Several NFL players have made headlines in recent months for refusing to stand during the national anthem as an act of protest. But Seahawks receiver Doug Baldwin has said that at least one owner in the NFL has told players that they have to stand during the anthem.
And that owner is probably Jerry Jones of the Dallas Cowboys.
Baldwin told HBO’s Bill Simmons in an interviews that one or more NFL owners “have told their players to do specific things or to not do specific things … regarding the national anthem and the protests,” which the Seahawks wide receiver said he thought was “egregious,” according to the Washington Post.
“The one quote that I was informed of was, ‘You’re going to stand on the line with your hand on your heart and you’re going to sing the national anthem because this is my stage,” Baldwin recalled.
Recent protests in the NFL have centered around issues of race, including police violence and use of lethal force.
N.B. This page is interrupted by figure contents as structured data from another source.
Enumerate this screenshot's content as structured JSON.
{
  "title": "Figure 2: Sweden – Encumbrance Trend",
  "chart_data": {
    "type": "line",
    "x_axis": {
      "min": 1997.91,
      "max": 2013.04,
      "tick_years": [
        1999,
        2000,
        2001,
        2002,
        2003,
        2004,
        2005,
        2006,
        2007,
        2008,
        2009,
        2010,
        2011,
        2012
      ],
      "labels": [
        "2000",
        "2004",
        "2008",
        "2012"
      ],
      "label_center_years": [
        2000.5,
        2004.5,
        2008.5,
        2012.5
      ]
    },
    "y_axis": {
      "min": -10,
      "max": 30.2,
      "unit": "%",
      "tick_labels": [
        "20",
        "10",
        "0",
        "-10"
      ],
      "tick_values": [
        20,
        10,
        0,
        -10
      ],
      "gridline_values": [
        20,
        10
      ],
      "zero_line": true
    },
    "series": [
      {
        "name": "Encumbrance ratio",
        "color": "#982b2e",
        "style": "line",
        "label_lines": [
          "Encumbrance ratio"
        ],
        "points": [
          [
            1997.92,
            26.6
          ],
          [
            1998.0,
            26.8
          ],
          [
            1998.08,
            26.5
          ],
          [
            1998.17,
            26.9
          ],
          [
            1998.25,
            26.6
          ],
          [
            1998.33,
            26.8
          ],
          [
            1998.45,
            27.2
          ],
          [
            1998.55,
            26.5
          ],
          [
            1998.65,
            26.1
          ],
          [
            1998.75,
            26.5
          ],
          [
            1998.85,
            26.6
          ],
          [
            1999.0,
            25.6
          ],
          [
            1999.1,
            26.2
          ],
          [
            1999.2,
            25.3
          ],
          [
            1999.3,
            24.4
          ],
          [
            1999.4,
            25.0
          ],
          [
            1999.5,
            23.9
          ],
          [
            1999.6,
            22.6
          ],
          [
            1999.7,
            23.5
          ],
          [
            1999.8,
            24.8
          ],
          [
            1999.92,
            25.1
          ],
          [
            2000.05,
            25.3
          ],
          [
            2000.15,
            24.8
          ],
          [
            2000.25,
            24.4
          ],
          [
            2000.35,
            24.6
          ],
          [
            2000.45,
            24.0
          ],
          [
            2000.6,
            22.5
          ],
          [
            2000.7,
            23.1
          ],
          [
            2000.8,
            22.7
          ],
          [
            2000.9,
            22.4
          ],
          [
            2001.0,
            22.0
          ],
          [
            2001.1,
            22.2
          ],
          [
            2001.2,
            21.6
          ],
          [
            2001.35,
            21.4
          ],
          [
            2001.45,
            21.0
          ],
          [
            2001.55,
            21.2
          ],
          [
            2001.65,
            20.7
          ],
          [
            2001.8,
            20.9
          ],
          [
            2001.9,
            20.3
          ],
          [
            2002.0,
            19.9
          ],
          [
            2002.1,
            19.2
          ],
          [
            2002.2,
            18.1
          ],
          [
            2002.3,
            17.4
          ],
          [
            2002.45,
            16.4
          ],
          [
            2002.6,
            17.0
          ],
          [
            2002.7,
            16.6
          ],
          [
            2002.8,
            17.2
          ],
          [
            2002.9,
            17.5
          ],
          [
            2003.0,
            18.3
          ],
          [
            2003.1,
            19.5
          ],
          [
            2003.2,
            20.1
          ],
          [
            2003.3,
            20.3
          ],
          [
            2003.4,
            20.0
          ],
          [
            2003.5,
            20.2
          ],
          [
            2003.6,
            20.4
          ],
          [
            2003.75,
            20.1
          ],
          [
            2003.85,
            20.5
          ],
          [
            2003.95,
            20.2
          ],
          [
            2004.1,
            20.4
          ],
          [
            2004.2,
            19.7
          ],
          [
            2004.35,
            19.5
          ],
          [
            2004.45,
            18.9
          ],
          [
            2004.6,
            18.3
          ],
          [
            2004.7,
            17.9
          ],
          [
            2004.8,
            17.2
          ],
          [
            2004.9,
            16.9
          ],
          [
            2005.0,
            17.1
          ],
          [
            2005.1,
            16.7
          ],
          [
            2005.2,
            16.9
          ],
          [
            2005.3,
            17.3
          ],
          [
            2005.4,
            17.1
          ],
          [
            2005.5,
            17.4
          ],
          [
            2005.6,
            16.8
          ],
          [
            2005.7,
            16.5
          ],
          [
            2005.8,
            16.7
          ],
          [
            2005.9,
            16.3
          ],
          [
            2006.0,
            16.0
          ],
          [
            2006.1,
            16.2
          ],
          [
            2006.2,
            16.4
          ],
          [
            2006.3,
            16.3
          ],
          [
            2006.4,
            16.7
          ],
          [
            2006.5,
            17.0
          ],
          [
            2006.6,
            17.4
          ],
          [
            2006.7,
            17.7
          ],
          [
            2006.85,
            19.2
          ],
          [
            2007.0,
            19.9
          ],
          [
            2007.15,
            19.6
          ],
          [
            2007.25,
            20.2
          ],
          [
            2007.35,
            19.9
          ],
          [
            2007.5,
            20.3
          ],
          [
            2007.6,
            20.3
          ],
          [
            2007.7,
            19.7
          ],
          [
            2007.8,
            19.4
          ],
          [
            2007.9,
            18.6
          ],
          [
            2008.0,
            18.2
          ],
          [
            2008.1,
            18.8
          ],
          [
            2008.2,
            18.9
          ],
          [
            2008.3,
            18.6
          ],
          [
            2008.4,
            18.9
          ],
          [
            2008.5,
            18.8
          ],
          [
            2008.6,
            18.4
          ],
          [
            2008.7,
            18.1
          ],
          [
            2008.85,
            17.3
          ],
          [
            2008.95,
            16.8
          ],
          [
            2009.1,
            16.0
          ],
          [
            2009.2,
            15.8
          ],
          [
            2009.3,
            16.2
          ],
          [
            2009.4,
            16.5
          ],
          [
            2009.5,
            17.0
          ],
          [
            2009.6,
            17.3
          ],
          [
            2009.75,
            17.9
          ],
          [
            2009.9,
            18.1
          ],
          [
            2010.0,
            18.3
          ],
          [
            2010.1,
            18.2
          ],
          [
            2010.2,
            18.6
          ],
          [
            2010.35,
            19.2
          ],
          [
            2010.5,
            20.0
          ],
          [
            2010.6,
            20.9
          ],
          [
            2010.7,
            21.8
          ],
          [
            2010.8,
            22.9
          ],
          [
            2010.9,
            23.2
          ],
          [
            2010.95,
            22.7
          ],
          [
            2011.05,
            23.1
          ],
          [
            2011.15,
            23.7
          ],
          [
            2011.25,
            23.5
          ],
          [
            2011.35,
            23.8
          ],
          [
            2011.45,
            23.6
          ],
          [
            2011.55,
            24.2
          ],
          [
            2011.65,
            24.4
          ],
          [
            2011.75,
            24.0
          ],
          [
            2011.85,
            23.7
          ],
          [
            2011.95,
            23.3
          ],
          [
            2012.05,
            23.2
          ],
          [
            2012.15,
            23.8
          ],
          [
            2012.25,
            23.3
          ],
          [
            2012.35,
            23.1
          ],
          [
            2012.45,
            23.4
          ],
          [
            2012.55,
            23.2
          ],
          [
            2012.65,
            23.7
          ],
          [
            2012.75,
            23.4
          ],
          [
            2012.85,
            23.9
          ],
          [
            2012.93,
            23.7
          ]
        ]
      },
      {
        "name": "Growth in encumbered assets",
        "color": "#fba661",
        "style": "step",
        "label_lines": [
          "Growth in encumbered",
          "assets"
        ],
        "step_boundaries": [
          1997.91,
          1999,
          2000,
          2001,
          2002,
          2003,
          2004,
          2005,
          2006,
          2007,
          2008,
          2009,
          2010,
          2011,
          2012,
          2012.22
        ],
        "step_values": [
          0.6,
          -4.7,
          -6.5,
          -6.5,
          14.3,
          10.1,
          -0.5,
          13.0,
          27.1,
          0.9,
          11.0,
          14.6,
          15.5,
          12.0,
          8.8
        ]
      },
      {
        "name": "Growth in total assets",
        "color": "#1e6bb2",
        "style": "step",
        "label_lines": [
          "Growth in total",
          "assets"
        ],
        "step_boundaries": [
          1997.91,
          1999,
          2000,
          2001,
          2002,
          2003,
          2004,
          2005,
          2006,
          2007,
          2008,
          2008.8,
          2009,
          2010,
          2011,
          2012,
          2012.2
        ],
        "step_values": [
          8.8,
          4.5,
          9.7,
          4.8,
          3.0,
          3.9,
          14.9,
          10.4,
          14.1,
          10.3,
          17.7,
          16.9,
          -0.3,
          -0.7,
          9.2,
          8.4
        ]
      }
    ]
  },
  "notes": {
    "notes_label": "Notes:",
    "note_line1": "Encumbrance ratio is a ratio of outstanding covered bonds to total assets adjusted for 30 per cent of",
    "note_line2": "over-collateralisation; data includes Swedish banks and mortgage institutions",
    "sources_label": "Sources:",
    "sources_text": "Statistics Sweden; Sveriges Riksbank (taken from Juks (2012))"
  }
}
Baldwin has been part of the protests, in which several NFL players have refused to stand for the national anthem to show solidarity with African-Americans and protest against a number of high-profile cases where police officers shot unarmed black men. More than half of the players in the NFL are black, while most owners in the NFL are white.
The protests started when viewers and other players noticed that 49ers quarterback Colin Kaepernick did not stand up during the anthem. Players in soccer and the NBA and WNBA have also joined in to show their support.
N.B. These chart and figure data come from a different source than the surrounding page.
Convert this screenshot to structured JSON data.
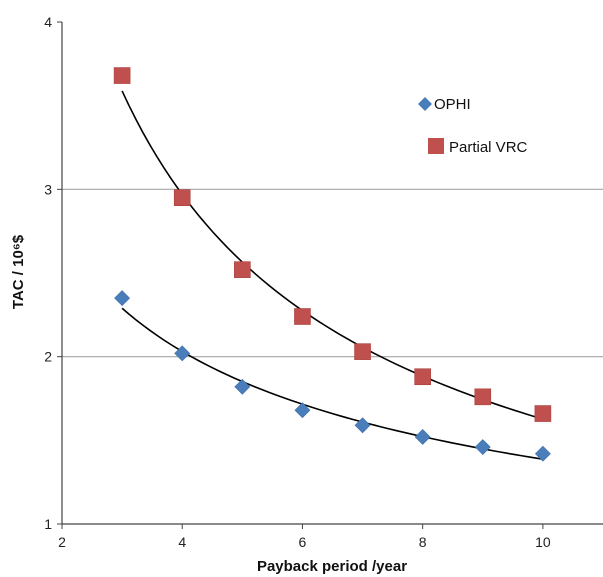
{
  "chart_data": {
    "type": "scatter",
    "x": [
      3,
      4,
      5,
      6,
      7,
      8,
      9,
      10
    ],
    "series": [
      {
        "name": "OPHI",
        "marker": "diamond",
        "color": "#4a7ebb",
        "values": [
          2.35,
          2.02,
          1.82,
          1.68,
          1.59,
          1.52,
          1.46,
          1.42
        ]
      },
      {
        "name": "Partial VRC",
        "marker": "square",
        "color": "#c0504d",
        "values": [
          3.68,
          2.95,
          2.52,
          2.24,
          2.03,
          1.88,
          1.76,
          1.66
        ]
      }
    ],
    "trendline_color": "#000000",
    "xlim": [
      2,
      11
    ],
    "ylim": [
      1,
      4
    ],
    "xticks": [
      "2",
      "4",
      "6",
      "8",
      "10"
    ],
    "yticks": [
      "1",
      "2",
      "3",
      "4"
    ],
    "xlabel": "Payback period /year",
    "ylabel": "TAC  / 10⁶$",
    "grid": "horizontal",
    "legend_position": "top-right"
  }
}
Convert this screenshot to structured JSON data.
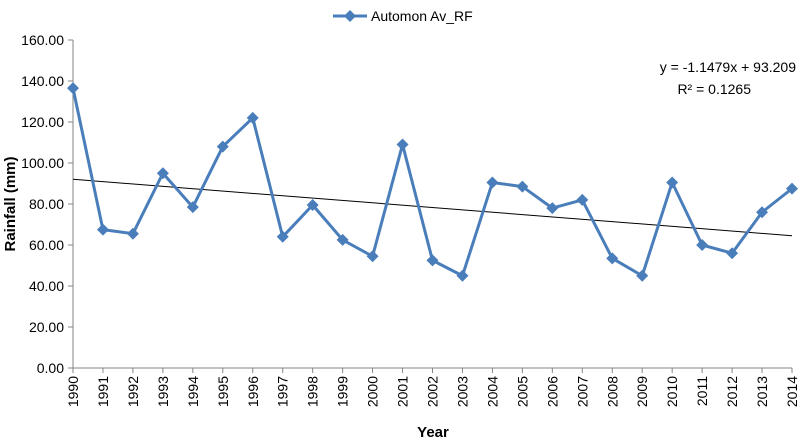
{
  "chart_data": {
    "type": "line",
    "title": "",
    "xlabel": "Year",
    "ylabel": "Rainfall (mm)",
    "ylim": [
      0,
      160
    ],
    "ytick_labels": [
      "0.00",
      "20.00",
      "40.00",
      "60.00",
      "80.00",
      "100.00",
      "120.00",
      "140.00",
      "160.00"
    ],
    "categories": [
      "1990",
      "1991",
      "1992",
      "1993",
      "1994",
      "1995",
      "1996",
      "1997",
      "1998",
      "1999",
      "2000",
      "2001",
      "2002",
      "2003",
      "2004",
      "2005",
      "2006",
      "2007",
      "2008",
      "2009",
      "2010",
      "2011",
      "2012",
      "2013",
      "2014"
    ],
    "series": [
      {
        "name": "Automon Av_RF",
        "color": "#4a7ebb",
        "marker": "diamond",
        "values": [
          136.5,
          67.5,
          65.5,
          95,
          78.5,
          108,
          122,
          64,
          79.5,
          62.5,
          54.5,
          109,
          52.5,
          45,
          90.5,
          88.5,
          78,
          82,
          53.5,
          45,
          90.5,
          60,
          56,
          76,
          87.5
        ]
      }
    ],
    "trendline": {
      "type": "linear",
      "color": "#000000",
      "equation": "y = -1.1479x + 93.209",
      "r_squared": "R² = 0.1265",
      "slope": -1.1479,
      "intercept": 93.209
    },
    "legend": {
      "position": "top",
      "label": "Automon Av_RF"
    },
    "grid": false
  }
}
Dallas Cowboys owner Jerry Jones has been a noted critic of the players’ protests, calling the decision to not stand a disappointment, according to the Star-Telegram. He praised players on his own team for not participating, saying, “We strongly, strongly support the flag in every way we support — and it’s almost ridiculous to be saying — the people that for generations and generations that have given it all up so that we can get out here and show off in front of millions of people on television.”
Jones added that the NFL was an important forum for America. “And I’m for it being used in every way we can to support the great, great contributors in our society,” he said. “And that’s people that have supported America, the flag, and there’s no reason to not go all out there. And for anybody to use parts of that visibility to do otherwise is really disappointing.”
Since Kaepernick stopped standing during the anthem in August, more than 20 other NFL players have joined in protest, according to CBS.